What to do if your airline miles or hotel points are hacked?
Points are your property, and even though they may not be tangible, like cash or gold bars, they still have monetary value and the theft of them is a crime.
The first thing you’ll want to do is contact the airline or hotel company and let them know you didn’t authorize the use of those miles or points and ask that they return them.
“Companies are under no obligation to give the points or miles back to you,” said Ben Farrow, a LegalShield partner attorney. “There’s no statute that says they have to.”
He added that most airlines and hotels typically do give customers their points and miles back. That’s especially true if the company was negligent—such as if someone hacked its system, got users’ passwords, and stole their points. Customers could go through litigation, and if proven guilty, the company would be responsible for customers’ losses. However, Farrow said, it’s typically better company policy to give users their points and miles back.
“The people who have frequent flier miles, that are loyal, are the customers they want,” Farrow said. “So they’re going to make accommodations for you most of the time.”

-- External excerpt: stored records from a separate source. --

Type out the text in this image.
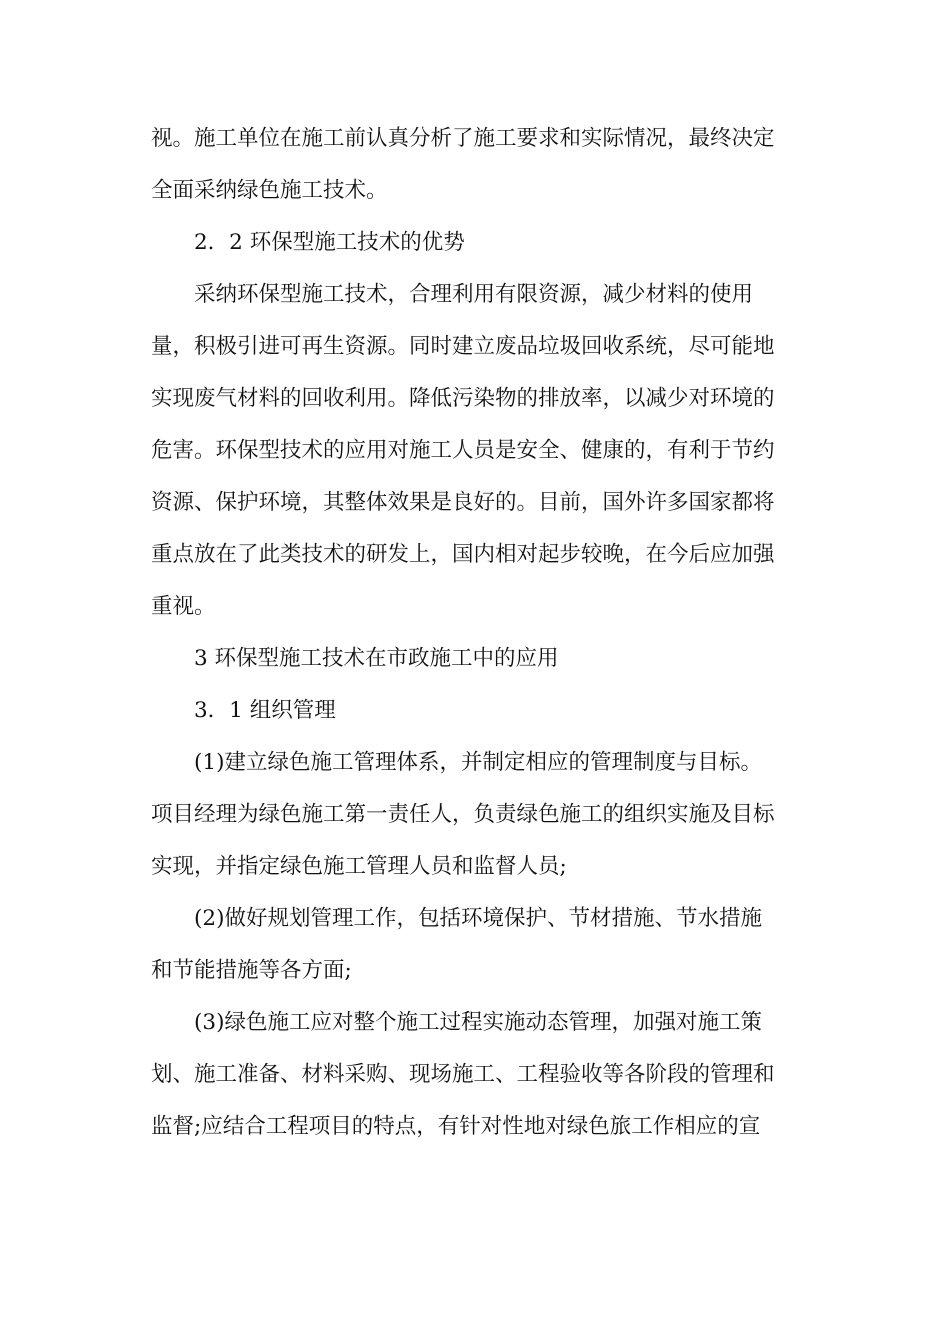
视。施工单位在施工前认真分析了施工要求和实际情况，最终决定

全面采纳绿色施工技术。

2．2 环保型施工技术的优势

采纳环保型施工技术，合理利用有限资源，减少材料的使用

量，积极引进可再生资源。同时建立废品垃圾回收系统，尽可能地

实现废气材料的回收利用。降低污染物的排放率，以减少对环境的

危害。环保型技术的应用对施工人员是安全、健康的，有利于节约

资源、保护环境，其整体效果是良好的。目前，国外许多国家都将

重点放在了此类技术的研发上，国内相对起步较晚，在今后应加强

重视。

3 环保型施工技术在市政施工中的应用

3．1 组织管理

(1)建立绿色施工管理体系，并制定相应的管理制度与目标。

项目经理为绿色施工第一责任人，负责绿色施工的组织实施及目标

实现，并指定绿色施工管理人员和监督人员;

(2)做好规划管理工作，包括环境保护、节材措施、节水措施

和节能措施等各方面;

(3)绿色施工应对整个施工过程实施动态管理，加强对施工策

划、施工准备、材料采购、现场施工、工程验收等各阶段的管理和

监督;应结合工程项目的特点，有针对性地对绿色旅工作相应的宣
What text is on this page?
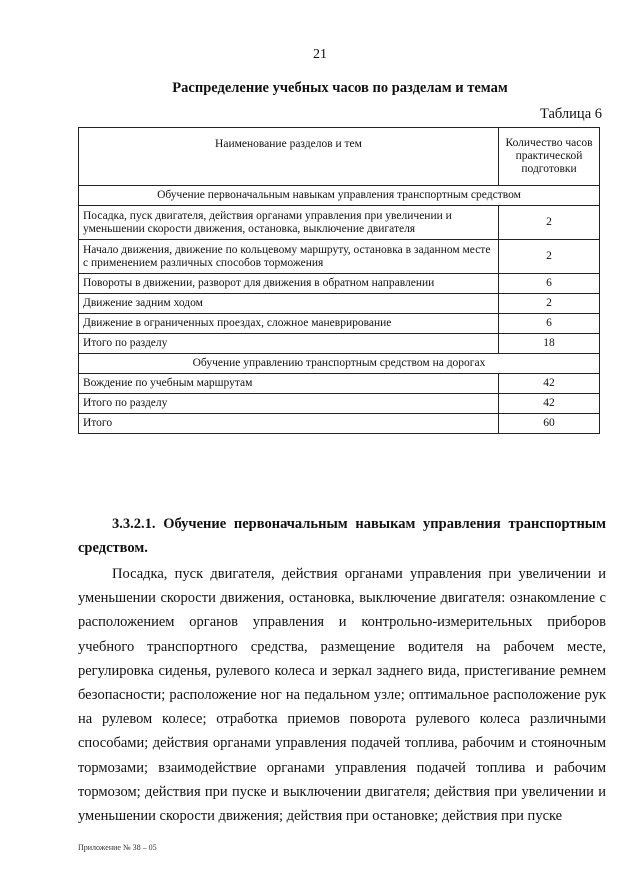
21
Распределение учебных часов по разделам и темам
Таблица 6
Наименование разделов и тем	Количество часов практической подготовки
Обучение первоначальным навыкам управления транспортным средством	
Посадка, пуск двигателя, действия органами управления при увеличении и уменьшении скорости движения, остановка, выключение двигателя	2
Начало движения, движение по кольцевому маршруту, остановка в заданном месте с применением различных способов торможения	2
Повороты в движении, разворот для движения в обратном направлении	6
Движение задним ходом	2
Движение в ограниченных проездах, сложное маневрирование	6
Итого по разделу	18
Обучение управлению транспортным средством на дорогах	
Вождение по учебным маршрутам	42
Итого по разделу	42
Итого	60
3.3.2.1. Обучение первоначальным навыкам управления транспортным
средством.

Посадка, пуск двигателя, действия органами управления при увеличении и уменьшении скорости движения, остановка, выключение двигателя: ознакомление с расположением органов управления и контрольно-измерительных приборов учебного транспортного средства, размещение водителя на рабочем месте, регулировка сиденья, рулевого колеса и зеркал заднего вида, пристегивание ремнем безопасности; расположение ног на педальном узле; оптимальное расположение рук на рулевом колесе; отработка приемов поворота рулевого колеса различными способами; действия органами управления подачей топлива, рабочим и стояночным тормозами; взаимодействие органами управления подачей топлива и рабочим тормозом; действия при пуске и выключении двигателя; действия при увеличении и уменьшении скорости движения; действия при остановке; действия при пуске

Приложение № 38 – 05
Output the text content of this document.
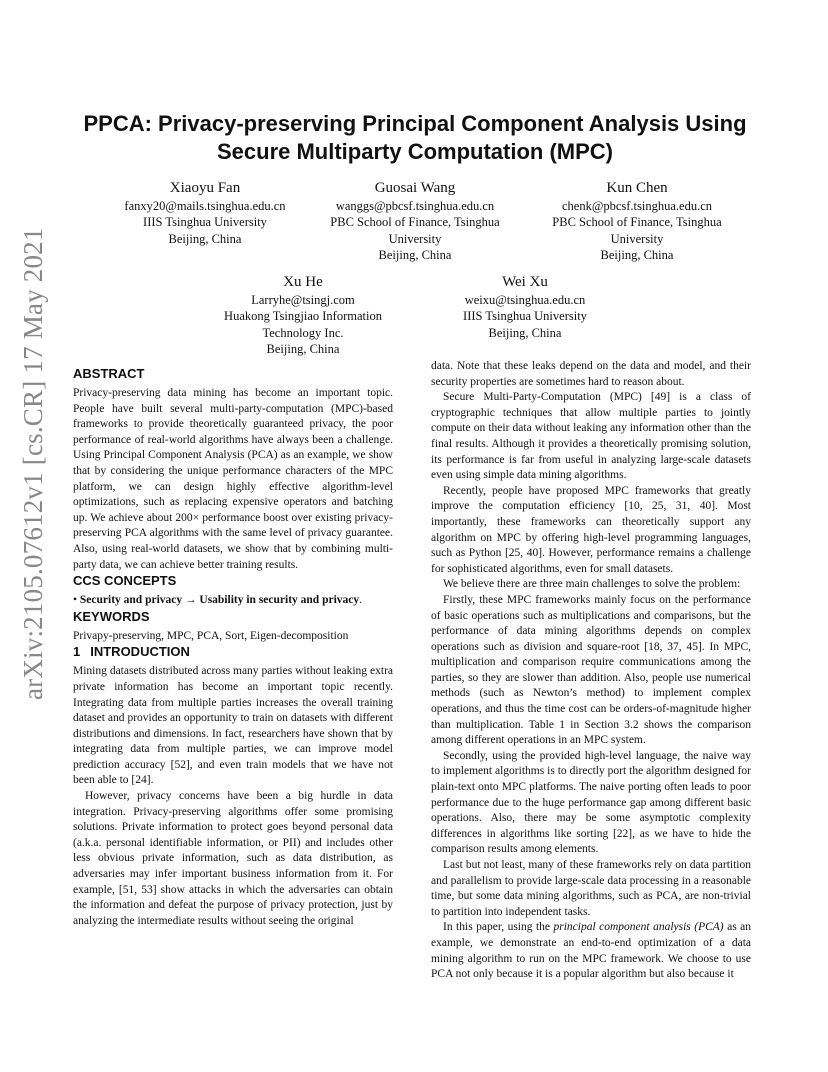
arXiv:2105.07612v1 [cs.CR] 17 May 2021
PPCA: Privacy-preserving Principal Component Analysis Using
Secure Multiparty Computation (MPC)
Xiaoyu Fan
fanxy20@mails.tsinghua.edu.cn
IIIS Tsinghua University
Beijing, China
Guosai Wang
wanggs@pbcsf.tsinghua.edu.cn
PBC School of Finance, Tsinghua
University
Beijing, China
Kun Chen
chenk@pbcsf.tsinghua.edu.cn
PBC School of Finance, Tsinghua
University
Beijing, China
Xu He
Larryhe@tsingj.com
Huakong Tsingjiao Information
Technology Inc.
Beijing, China
Wei Xu
weixu@tsinghua.edu.cn
IIIS Tsinghua University
Beijing, China
ABSTRACT

Privacy-preserving data mining has become an important topic. People have built several multi-party-computation (MPC)-based frameworks to provide theoretically guaranteed privacy, the poor performance of real-world algorithms have always been a challenge. Using Principal Component Analysis (PCA) as an example, we show that by considering the unique performance characters of the MPC platform, we can design highly effective algorithm-level optimizations, such as replacing expensive operators and batching up. We achieve about 200× performance boost over existing privacy-preserving PCA algorithms with the same level of privacy guarantee. Also, using real-world datasets, we show that by combining multi-party data, we can achieve better training results.

CCS CONCEPTS

• Security and privacy → Usability in security and privacy.

KEYWORDS

Privapy-preserving, MPC, PCA, Sort, Eigen-decomposition

1 INTRODUCTION

Mining datasets distributed across many parties without leaking extra private information has become an important topic recently. Integrating data from multiple parties increases the overall training dataset and provides an opportunity to train on datasets with different distributions and dimensions. In fact, researchers have shown that by integrating data from multiple parties, we can improve model prediction accuracy [52], and even train models that we have not been able to [24].

However, privacy concerns have been a big hurdle in data integration. Privacy-preserving algorithms offer some promising solutions. Private information to protect goes beyond personal data (a.k.a. personal identifiable information, or PII) and includes other less obvious private information, such as data distribution, as adversaries may infer important business information from it. For example, [51, 53] show attacks in which the adversaries can obtain the information and defeat the purpose of privacy protection, just by analyzing the intermediate results without seeing the original

data. Note that these leaks depend on the data and model, and their security properties are sometimes hard to reason about.

Secure Multi-Party-Computation (MPC) [49] is a class of cryptographic techniques that allow multiple parties to jointly compute on their data without leaking any information other than the final results. Although it provides a theoretically promising solution, its performance is far from useful in analyzing large-scale datasets even using simple data mining algorithms.

Recently, people have proposed MPC frameworks that greatly improve the computation efficiency [10, 25, 31, 40]. Most importantly, these frameworks can theoretically support any algorithm on MPC by offering high-level programming languages, such as Python [25, 40]. However, performance remains a challenge for sophisticated algorithms, even for small datasets.

We believe there are three main challenges to solve the problem:

Firstly, these MPC frameworks mainly focus on the performance of basic operations such as multiplications and comparisons, but the performance of data mining algorithms depends on complex operations such as division and square-root [18, 37, 45]. In MPC, multiplication and comparison require communications among the parties, so they are slower than addition. Also, people use numerical methods (such as Newton’s method) to implement complex operations, and thus the time cost can be orders-of-magnitude higher than multiplication. Table 1 in Section 3.2 shows the comparison among different operations in an MPC system.

Secondly, using the provided high-level language, the naive way to implement algorithms is to directly port the algorithm designed for plain-text onto MPC platforms. The naive porting often leads to poor performance due to the huge performance gap among different basic operations. Also, there may be some asymptotic complexity differences in algorithms like sorting [22], as we have to hide the comparison results among elements.

Last but not least, many of these frameworks rely on data partition and parallelism to provide large-scale data processing in a reasonable time, but some data mining algorithms, such as PCA, are non-trivial to partition into independent tasks.

In this paper, using the principal component analysis (PCA) as an example, we demonstrate an end-to-end optimization of a data mining algorithm to run on the MPC framework. We choose to use PCA not only because it is a popular algorithm but also because it
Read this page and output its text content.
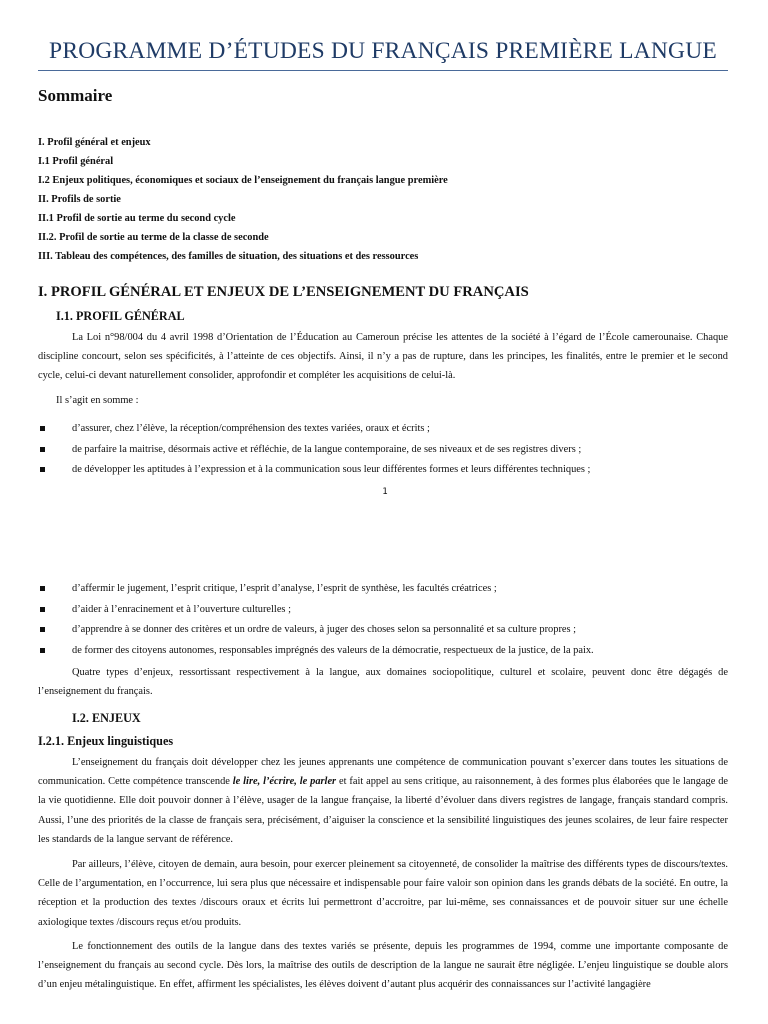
PROGRAMME D’ÉTUDES DU FRANÇAIS PREMIÈRE LANGUE
Sommaire
I. Profil général et enjeux
I.1 Profil général
I.2 Enjeux politiques, économiques et sociaux de l’enseignement du français langue première
II. Profils de sortie
II.1 Profil de sortie au terme du second cycle
II.2. Profil de sortie au terme de la classe de seconde
III. Tableau des compétences, des familles de situation, des situations et des ressources
I. PROFIL GÉNÉRAL ET ENJEUX DE L’ENSEIGNEMENT DU FRANÇAIS
I.1. PROFIL GÉNÉRAL

La Loi n°98/004 du 4 avril 1998 d’Orientation de l’Éducation au Cameroun précise les attentes de la société à l’égard de l’École camerounaise. Chaque discipline concourt, selon ses spécificités, à l’atteinte de ces objectifs. Ainsi, il n’y a pas de rupture, dans les principes, les finalités, entre le premier et le second cycle, celui-ci devant naturellement consolider, approfondir et compléter les acquisitions de celui-là.

Il s’agit en somme :
d’assurer, chez l’élève, la réception/compréhension des textes variées, oraux et écrits ;
de parfaire la maitrise, désormais active et réfléchie, de la langue contemporaine, de ses niveaux et de ses registres divers ;
de développer les aptitudes à l’expression et à la communication sous leur différentes formes et leurs différentes techniques ;
1
d’affermir le jugement, l’esprit critique, l’esprit d’analyse, l’esprit de synthèse, les facultés créatrices ;
d’aider à l’enracinement et à l’ouverture culturelles ;
d’apprendre à se donner des critères et un ordre de valeurs, à juger des choses selon sa personnalité et sa culture propres ;
de former des citoyens autonomes, responsables imprégnés des valeurs de la démocratie, respectueux de la justice, de la paix.

Quatre types d’enjeux, ressortissant respectivement à la langue, aux domaines sociopolitique, culturel et scolaire, peuvent donc être dégagés de l’enseignement du français.

I.2. ENJEUX
I.2.1. Enjeux linguistiques

L’enseignement du français doit développer chez les jeunes apprenants une compétence de communication pouvant s’exercer dans toutes les situations de communication. Cette compétence transcende le lire, l’écrire, le parler et fait appel au sens critique, au raisonnement, à des formes plus élaborées que le langage de la vie quotidienne. Elle doit pouvoir donner à l’élève, usager de la langue française, la liberté d’évoluer dans divers registres de langage, français standard compris. Aussi, l’une des priorités de la classe de français sera, précisément, d’aiguiser la conscience et la sensibilité linguistiques des jeunes scolaires, de leur faire respecter les standards de la langue servant de référence.

Par ailleurs, l’élève, citoyen de demain, aura besoin, pour exercer pleinement sa citoyenneté, de consolider la maîtrise des différents types de discours/textes. Celle de l’argumentation, en l’occurrence, lui sera plus que nécessaire et indispensable pour faire valoir son opinion dans les grands débats de la société. En outre, la réception et la production des textes /discours oraux et écrits lui permettront d’accroitre, par lui-même, ses connaissances et de pouvoir situer sur une échelle axiologique textes /discours reçus et/ou produits.

Le fonctionnement des outils de la langue dans des textes variés se présente, depuis les programmes de 1994, comme une importante composante de l’enseignement du français au second cycle. Dès lors, la maîtrise des outils de description de la langue ne saurait être négligée. L’enjeu linguistique se double alors d’un enjeu métalinguistique. En effet, affirment les spécialistes, les élèves doivent d’autant plus acquérir des connaissances sur l’activité langagière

Note that after your points or miles are stolen, the hotel or airline may give you a new account number, which could create headaches with any reservation you already have (for instance, with your airline’s partners) and require you to update your frequent flier number with car rental partners, gas station partners that you may earn miles with, and so on.
If the airline or hotel declines to refund the miles, Farrow said you could consider filing a criminal complaint with your local sheriff department. While law enforcement is unlikely to catch the criminal, as they may not have the resources to track them down, and the criminal may be in a country that doesn’t have extradition treaties with the United States, you’ll at least have a criminal report on record. From there, you could make a complaint to the Federal Trade Commission (FTC), saying the company was sloppy with your data, and it resulted in the loss of your points and miles. The FTC won’t launch an investigation into your individual complaint, but it will build a database, and if your complaint is the one that breaks the camel’s back, the FTC will can suggest regulations to address the problem.
“Remember those auto warranty calls that were all over the place? They all got shut down because enough people complained to the FTC,” Farrow said. “Until enough people squawk about how we’re treated with stuff like this, it’s not going to change.”